Both Mr. Phillips and Mrs. Dunne stay overnight at the castle. The earl is hard-pressed to simultaneously convince the former that the castle is falling into ruin and the latter that it is well worth purchasing.

Meanwhile, eccentric boarder Miss Nicholson is obsessed with proving that the earl is actually the rightful King of Scotland. When Mrs. Dunne expresses her belief that she is a member of the family, a delighted Miss Nicholson sets out to try to trace her lineage.

Mrs. Dunne eventually decides to purchase the place. She and the earl drive to Aberdeen to see his solicitor, Pettigrew. The price is $250,000 (about £70,000). Later, the earl receives a message to see an unnamed lady in hotel room 57. However, when he enters the room, he is disappointed to find Miss Nicholson and her followers, bent on a Jacobite restoration. The ensuing party runs late into the night, with Mrs. Dunne and Pettigrew in attendance. The earl and Mrs. Dunne, both rather intoxicated, return to the castle around four in the morning.
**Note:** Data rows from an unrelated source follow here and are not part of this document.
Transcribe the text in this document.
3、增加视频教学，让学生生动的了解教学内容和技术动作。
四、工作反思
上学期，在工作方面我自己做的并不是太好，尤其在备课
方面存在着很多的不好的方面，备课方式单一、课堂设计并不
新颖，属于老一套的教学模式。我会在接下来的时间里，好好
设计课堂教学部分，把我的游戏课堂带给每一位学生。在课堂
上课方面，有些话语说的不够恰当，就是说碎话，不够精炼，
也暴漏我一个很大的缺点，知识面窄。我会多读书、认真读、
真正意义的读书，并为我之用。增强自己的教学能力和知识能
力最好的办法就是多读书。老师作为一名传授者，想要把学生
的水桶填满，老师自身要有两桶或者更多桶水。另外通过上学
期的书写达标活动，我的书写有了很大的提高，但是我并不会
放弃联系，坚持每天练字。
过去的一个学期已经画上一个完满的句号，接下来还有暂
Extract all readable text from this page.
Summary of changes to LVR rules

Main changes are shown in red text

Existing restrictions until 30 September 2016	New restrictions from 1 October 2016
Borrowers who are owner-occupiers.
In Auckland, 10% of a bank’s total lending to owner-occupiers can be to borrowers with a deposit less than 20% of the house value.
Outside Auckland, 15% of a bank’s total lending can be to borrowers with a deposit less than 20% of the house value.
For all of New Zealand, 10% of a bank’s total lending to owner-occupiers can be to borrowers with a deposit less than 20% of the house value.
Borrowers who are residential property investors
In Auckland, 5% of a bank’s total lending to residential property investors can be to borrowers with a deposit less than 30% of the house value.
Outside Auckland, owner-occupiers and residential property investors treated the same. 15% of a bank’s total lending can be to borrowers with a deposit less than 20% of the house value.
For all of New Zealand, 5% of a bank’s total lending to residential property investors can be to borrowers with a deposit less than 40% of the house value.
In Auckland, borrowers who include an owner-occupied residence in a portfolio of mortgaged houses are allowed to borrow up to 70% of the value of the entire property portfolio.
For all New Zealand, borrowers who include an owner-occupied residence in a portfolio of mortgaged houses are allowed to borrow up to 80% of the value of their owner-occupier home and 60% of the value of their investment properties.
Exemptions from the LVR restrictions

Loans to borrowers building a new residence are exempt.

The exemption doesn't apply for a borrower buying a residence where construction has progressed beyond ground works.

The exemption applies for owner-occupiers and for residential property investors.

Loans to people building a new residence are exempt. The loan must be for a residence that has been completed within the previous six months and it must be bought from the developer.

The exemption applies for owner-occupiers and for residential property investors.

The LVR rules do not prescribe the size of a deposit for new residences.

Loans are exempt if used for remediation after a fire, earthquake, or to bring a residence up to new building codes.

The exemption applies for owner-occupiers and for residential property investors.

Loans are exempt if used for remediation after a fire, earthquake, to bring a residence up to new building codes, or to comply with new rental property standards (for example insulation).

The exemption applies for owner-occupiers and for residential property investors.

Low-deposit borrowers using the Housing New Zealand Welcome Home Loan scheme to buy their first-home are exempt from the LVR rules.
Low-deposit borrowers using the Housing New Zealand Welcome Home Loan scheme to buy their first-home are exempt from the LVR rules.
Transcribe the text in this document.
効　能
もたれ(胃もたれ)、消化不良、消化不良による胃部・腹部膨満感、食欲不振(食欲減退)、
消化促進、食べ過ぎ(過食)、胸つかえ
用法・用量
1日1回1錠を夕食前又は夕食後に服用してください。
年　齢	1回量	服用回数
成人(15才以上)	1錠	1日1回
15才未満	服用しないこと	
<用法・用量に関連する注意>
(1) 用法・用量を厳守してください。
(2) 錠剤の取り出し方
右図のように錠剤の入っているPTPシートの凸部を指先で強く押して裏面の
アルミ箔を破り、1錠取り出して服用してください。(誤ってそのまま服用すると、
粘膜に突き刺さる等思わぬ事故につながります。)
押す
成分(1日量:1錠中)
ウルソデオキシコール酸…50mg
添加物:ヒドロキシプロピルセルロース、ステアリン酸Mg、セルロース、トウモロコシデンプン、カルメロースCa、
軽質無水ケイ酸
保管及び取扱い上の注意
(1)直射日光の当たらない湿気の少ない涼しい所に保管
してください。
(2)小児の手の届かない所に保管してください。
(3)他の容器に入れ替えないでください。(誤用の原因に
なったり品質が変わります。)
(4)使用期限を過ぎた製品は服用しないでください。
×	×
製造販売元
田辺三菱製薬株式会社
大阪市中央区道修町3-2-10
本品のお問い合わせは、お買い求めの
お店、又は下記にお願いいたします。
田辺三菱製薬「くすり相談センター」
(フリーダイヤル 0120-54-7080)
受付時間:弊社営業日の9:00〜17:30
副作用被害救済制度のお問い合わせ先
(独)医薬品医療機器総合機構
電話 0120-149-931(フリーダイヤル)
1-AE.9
The next day, Trent, believing that the earl and Mrs. Dunne were alone in the hotel room, quarrels with the earl. She makes him inform Mrs. Dunne that the castle is in danger of being requisitioned. Mrs. Dunne takes back her cheque. However, after hearing from Phillips that he has been passed over for promotion, the earl has Mrs. Dunne offer him the position of managing the castle for her for a large salary, provided he turn in a recommendation that the castle not be acquired. He agrees. Now that the sale has been reinstated, the earl asks Trent to marry him, much to her delight. Miss Nicholson interrupts them with dreadful news: it turns out the earl is not in the direct line of succession after all.

== Cast ==

- David Tomlinson as The Earl of Locharne
- Helen Cherry as Boss Trent
- Margaret Rutherford as Miss Nicholson
- Barbara Kelly as Mrs. J. Clodfelter Dunne
- A. E. Matthews as Blair, a tenant
- Patricia Dainton as Ermyntrude
- Ewan Roberts as Menzies, the earl's loyal servant
- Brian Oulton as Phillips
- Clive Morton as MacFee
- Gordon Jackson as hiker
- Pat Sandys as girl hiker
- Russell Waters as Moffat
- John Harvey as Andrews
- Esme Beringer as Mrs. Thompson, a tenant
- Winifred Willard as Miss Miller, a tenant
- David Hannaford as small boy
- Helen Christie as Jessie
- Archie Duncan as constable
- Norman MacOwan as Pettigrew
- Stringer Davis as hall porter
- Paul Blake as hotel manager

==Critical reception==
The Monthly Film Bulletin wrote: "The difficulties of the titled poor, an idea amusing when new, has been exploited too often in recent productions. David Tomlinson and Helen Cherry reinforce this impression by their lack of enthusiasm. Only Margaret Rutherford, clad in full Highland regalia and her own sublime brand of humour, lends life to a joke which otherwise falls flat, though it apparently sparkled a bit more on the stage."

Kine Weekly wrote: "Farcical comedy, smoothly adapted from the West End stage success. ... Certain of laughs in practically any company, it honours not hides behind the eagerly sought quota label. Capital British light booking."

Picturegoer wrote: "Chuckles all the way in a neat comedy about the parlous condition of some of the stately homes of Scotland. It is well produced and picturesquely staged."

At the time of its American release, The New York Times described the film as a "slender but thoroughly good-natured little British comedy".

TVGuide.com said: "this stage play should have stayed on the stage."

In British Sound Films: The Studio Years 1928–1959 David Quinlan rated the film as "good", writing: "A good few chuckles, mainly from Margaret Rutherford as the genealogist."

Leslie Halliwell said: "Topical comedy which sparkled more on the stage."

A reviewer on the website Fantastic Movie Musings and Ramblings wrote, "all in all, a delightful comedy."